La présidente de l’Association France-Algérie, Ségolène Royal, a lancé jeudi un appel en faveur d’un renforcement de la coopération économique et d’un rapprochement entre l’Algérie et la France, dans l’objectif de surmonter la crise que connaissent actuellement les deux pays.
Elle a souligné l’existence de signaux encourageants des deux côtés, tout en fustigeant certains milieux politiques d’extrême droite en France, accusés de chercher à détériorer la relation entre les deux pays par des campagnes de désinformation et des provocations destinées à attiser l’hostilité et l’algérophobie.
Ségolène Royal a dénoncé, dans un entretien exclusif accordé à AL24News, les calculs politiques portés par l’extrême droite française, qu’elle juge contraires aux intérêts de la France. Selon elle, la véritable priorité réside dans la relance des relations bilatérales avec l’Algérie.
« L’intérêt de la France est dans la reprise des relations bilatérales », a-t-elle indiqué, en insistant sur une relation fondée sur « le respect, le dialogue et le principe d’égal à égal ».
« Nous avons des partenariats formidables à reconstruire. « Il faut faire très vite, car si cela ne se fait pas maintenant, un jour ce sera trop tard », a-t-elle averti. Elle a par ailleurs mis en avant le potentiel économique considérable de l’Algérie, citant une croissance soutenue, des prix de l’énergie très compétitifs et une jeunesse des deux pays, tournée vers les opportunités d’investissement et de coopération.

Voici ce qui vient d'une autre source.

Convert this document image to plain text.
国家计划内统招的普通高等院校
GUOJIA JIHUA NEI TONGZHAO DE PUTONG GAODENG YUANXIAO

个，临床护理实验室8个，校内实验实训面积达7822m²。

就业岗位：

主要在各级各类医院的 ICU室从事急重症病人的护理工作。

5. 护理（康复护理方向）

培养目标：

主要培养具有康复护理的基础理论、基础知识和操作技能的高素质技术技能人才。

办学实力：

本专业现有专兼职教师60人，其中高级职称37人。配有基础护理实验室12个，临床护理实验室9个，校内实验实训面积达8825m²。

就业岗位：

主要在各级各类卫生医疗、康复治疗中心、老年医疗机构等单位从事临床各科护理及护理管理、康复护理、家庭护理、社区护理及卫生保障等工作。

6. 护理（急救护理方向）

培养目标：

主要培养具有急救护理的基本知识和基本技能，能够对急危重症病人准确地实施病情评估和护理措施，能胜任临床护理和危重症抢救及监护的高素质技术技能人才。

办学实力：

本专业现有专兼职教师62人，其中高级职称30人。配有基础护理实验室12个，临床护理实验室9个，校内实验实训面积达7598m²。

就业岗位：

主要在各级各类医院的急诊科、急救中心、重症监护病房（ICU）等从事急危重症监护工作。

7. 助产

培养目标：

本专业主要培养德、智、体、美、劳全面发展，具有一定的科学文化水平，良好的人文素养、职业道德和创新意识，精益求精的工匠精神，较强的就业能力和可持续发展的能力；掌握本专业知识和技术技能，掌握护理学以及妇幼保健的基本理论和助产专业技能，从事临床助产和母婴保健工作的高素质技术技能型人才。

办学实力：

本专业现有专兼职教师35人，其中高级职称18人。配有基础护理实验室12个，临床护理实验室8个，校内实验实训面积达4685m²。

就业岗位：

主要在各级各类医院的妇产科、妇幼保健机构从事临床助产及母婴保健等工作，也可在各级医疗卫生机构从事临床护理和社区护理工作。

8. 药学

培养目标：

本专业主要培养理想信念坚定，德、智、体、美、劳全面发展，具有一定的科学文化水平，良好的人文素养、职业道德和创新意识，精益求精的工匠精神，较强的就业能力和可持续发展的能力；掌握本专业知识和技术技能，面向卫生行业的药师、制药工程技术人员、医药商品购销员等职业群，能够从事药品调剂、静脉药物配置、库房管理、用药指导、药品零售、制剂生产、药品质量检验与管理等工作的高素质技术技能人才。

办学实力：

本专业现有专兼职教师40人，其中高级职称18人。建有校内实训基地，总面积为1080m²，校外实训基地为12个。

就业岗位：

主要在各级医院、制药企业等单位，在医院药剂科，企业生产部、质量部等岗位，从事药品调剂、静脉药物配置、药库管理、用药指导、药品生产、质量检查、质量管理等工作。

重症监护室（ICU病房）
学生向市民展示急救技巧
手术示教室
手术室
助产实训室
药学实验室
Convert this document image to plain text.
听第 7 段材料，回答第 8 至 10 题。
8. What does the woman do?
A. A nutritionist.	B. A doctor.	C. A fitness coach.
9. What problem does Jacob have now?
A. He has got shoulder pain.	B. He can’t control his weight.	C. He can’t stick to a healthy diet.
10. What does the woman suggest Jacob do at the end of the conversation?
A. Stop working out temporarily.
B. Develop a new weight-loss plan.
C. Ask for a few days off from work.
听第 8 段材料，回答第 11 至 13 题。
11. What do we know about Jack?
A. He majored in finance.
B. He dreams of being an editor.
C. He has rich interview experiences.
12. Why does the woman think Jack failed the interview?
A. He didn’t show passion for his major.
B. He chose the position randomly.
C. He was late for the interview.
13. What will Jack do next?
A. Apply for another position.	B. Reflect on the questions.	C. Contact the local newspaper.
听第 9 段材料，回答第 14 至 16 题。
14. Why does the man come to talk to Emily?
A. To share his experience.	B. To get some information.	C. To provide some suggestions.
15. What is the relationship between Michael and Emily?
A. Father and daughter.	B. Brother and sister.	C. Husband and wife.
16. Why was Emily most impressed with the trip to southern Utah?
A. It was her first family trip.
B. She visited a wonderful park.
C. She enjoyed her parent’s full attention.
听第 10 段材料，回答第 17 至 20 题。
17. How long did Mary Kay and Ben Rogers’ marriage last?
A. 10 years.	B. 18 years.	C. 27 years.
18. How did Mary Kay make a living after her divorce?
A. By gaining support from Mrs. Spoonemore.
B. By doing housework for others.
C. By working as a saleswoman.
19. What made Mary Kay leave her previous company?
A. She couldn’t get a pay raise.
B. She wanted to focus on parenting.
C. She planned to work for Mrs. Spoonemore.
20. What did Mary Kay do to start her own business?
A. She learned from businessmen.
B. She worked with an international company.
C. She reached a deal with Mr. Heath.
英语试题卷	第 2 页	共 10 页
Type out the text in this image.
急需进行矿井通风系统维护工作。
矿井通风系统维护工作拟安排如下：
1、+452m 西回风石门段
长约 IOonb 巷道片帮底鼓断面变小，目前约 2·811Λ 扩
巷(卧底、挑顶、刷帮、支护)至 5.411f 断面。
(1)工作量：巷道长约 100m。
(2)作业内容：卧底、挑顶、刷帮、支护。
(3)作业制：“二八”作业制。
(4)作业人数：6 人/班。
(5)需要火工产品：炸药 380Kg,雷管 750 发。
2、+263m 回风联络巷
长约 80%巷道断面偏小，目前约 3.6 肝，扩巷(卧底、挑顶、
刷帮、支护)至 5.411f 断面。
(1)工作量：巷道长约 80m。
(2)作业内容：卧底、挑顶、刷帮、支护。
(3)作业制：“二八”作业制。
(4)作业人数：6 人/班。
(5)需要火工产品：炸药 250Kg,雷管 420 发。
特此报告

Elle s’est également inquiétée de la montée de l’algérophobie en France, qui affecte directement la diaspora et les binationaux. Elle a rappelé que les liens entre les deux pays ne se limitent pas à l’histoire coloniale, mais incluent des échanges humains, économiques et culturels.
Royal a affirmé que son engagement n’est pas dicté par des calculs politiques mais par une responsabilité morale : « Si nous ne nous réconcilions pas, les générations futures nous nous demanderont des comptes. »
Interrogée sur sa rencontre avec le président algérien Abdelmadjid Tebboune, qui l’a reçue mardi à la Présidence, Ségolène Royal a souligné avoir perçu chez lui une profonde conviction en faveur de l’Algérie, de son développement économique et de sa jeunesse. Elle a exprimé le souhait que les relations entre l’Algérie et la France « s’apaisent et se rétablissent », ajoutant que « dans l’intérêt des deux pays, il est important de bien s’entendre ».
En réponse sur une autre question liée au cas de Christophe Gleizes, Ségolène Royal a précisé que, suite à sa demande, le ministre algérien de la Justice l’a autorisée à lui rendre visite.
Mme Royal a souligné que la perception de l’Algérie en France « reste figée sur une image d’il y a dix ans », alors que le pays connaît une croissance soutenue, une diversification économique et demeure un exportateur important.
En évoquant ses échanges avec des chefs d’entreprise, notamment avec Kamel Moula, président du Conseil du renouveau économique algérien (CREA), ainsi que sa visite dans une start-up spécialisée en intelligence artificielle, elle a alerté sur le danger pour la France de laisser passer des opportunités, une situation, selon elle, vivement déplorée par de nombreux entrepreneurs des deux pays.
Selon elle, la France doit accomplir un geste attendu depuis longtemps : la restitution des biens culturels et des archives algériennes. Cela inclut en priorité les objets de l’Émir Abdelkader et d’autres figures historiques. Elle insiste également sur la nécessité de de restituer les archives et le dossier complet sur les essais nucléaires dans le Sahara, afin d’évaluer l’ampleur des dégâts et d’engager les réparations nécessaires.
Elle a déclaré percevoir des signes encourageants concernant la question de la reconnaissance par la France de ses crimes en Algérie. Ces signaux se manifestent notamment à travers l’adoption, le jeudi 29 janvier, par l’Assemblée nationale d’une proposition de loi visant à reconnaître les victimes algériennes et leur indemnisation, ainsi que par l’approbation par le Sénat français d’une loi-cadre autorisant la restitution aux pays d’origine des œuvres acquises durant la période coloniale.
Sur le vote par l’Assemblée populaire nationale (APN) d’une proposition de loi criminalisant la colonisation française en Algérie, Royale a affirmé que l’Algérie réclame une reconnaissance de la France de ses crimes et non pas des excuses, une repentance ou des récompenses financières.
Elle a ajouté toutefois : « Si vous voulez le fond de mes pensées, je suis pour des excuses ».